Brahm an Arthur Schnitzler, 27. 6. 1909

Nauheim, 27. Juni 09

Lieber Freund,

ich hoffe, daß unser Heini sich jetzt wieder besser befindet und daß Sie keine arge Unruhe und Störung mit Ihren Absichten erleiden. – Von Heini zu seinem Freund Medardus ist der Weg nicht so lang, wie vom Anfang dieser Dichtung bis zm Schluß. Ich bin ihn aber gern gegangen, stets festgehalten von einer feinen und starken Hand. Selten nur spürt man den Zwang des Chronikalischen, der den Dichter hemmt in freierer Entfaltung (z. B. in der langgestreckten Atlantengeschichte), und oft bewundert man den Künstler, der formt und baut und widerstrebende Massen mit seinem resoluten Poetenkamme in Ordnung hält. Der Tod der beiden jungen Leute am Anfang und in anderer Weise die Szene, wo der General ins Haus des Herzogs kommt, erscheinen mir als Höhepunkte Ihres Schaffens, und insbesondere etwas von der Art des letzteren wird selten in Deutschland geschrieben. Kann ich das Buch noch eine Weile hierbehalten, um es wieder einmal vorzunehmen?
Es freut mich für Sie, daß die Direktoren sich so in Ihrem Vorzimmer drängen. Den Ruf zu reaktivieren, würde mich freuen, und es wäre wohl auch im Bereich einer ferneren Möglichkeit, zumal, wenn die Wiener Aufführung die Prager Meldungen bestätigen wird; wollen Sie dennoch jetzt darüber fürs Schillertheater verfügen, so möcht ich Ihnen nicht in den Arm fallen.

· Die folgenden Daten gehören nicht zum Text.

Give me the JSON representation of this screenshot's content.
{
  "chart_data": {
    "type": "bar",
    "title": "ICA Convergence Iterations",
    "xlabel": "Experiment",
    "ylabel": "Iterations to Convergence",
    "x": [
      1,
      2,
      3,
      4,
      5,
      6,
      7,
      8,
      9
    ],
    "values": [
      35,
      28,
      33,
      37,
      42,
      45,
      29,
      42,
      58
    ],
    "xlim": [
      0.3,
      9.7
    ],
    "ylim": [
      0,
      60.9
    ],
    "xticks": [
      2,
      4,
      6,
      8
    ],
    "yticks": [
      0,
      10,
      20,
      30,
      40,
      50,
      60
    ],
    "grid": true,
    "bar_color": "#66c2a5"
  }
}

Es ließe sich auch denken, daß eine günstige Aufnahme vor dem unbefangenen Publikum da draußen für uns den Weg ebnete: nach Schillern Lessing. Was Mizzi betrifft, so mach ich Ihnen den Vorschlag, sie mit Bahrs Konzert zusammen zu geben, als welches ich angenommen habe. Es erschien mir in Wien, als ich es zuerst las (und ich deutete Ihnen das durch sinistres Schweigen an, glaube ich), zu langgezogen und den Abend nicht »füllend«. Nun bin ich aber auf die geniale Idee gekommen, es zu einem »Streich-Konzert« zu machen, in drei knappen Akten, und da wird es gut, fein und lustig wirken. Bahr hat zugestimmt und würde auch Mizzi mit großem Vergnügen sich verbunden sehen: nicht nur die Not schafft seltsame Schlafgesellen, hören Se, sehen Se, sondern auch die Sympathie. Und wenn Sie also einverstanden sind, so kann das Heil seinen Lauf nehmen, so um die Jahreswende, denke ich.
Ich freue mich schon sehr darauf, bald das Stück vom Völser Weiher zu bekommen und so den Sommer, wenn leider nicht mit Ihnen, so doch mit Ihren Kindern mir angenehm zu bevölkern. Inzwischen mit allen Grüßen der Freundschaft für Sie drei bis vier.
Ihr
O. B.
Danke schön für den anschaulichen Bericht über den Toten-Abend, der mich meinen Exodus fast bereuen läßt.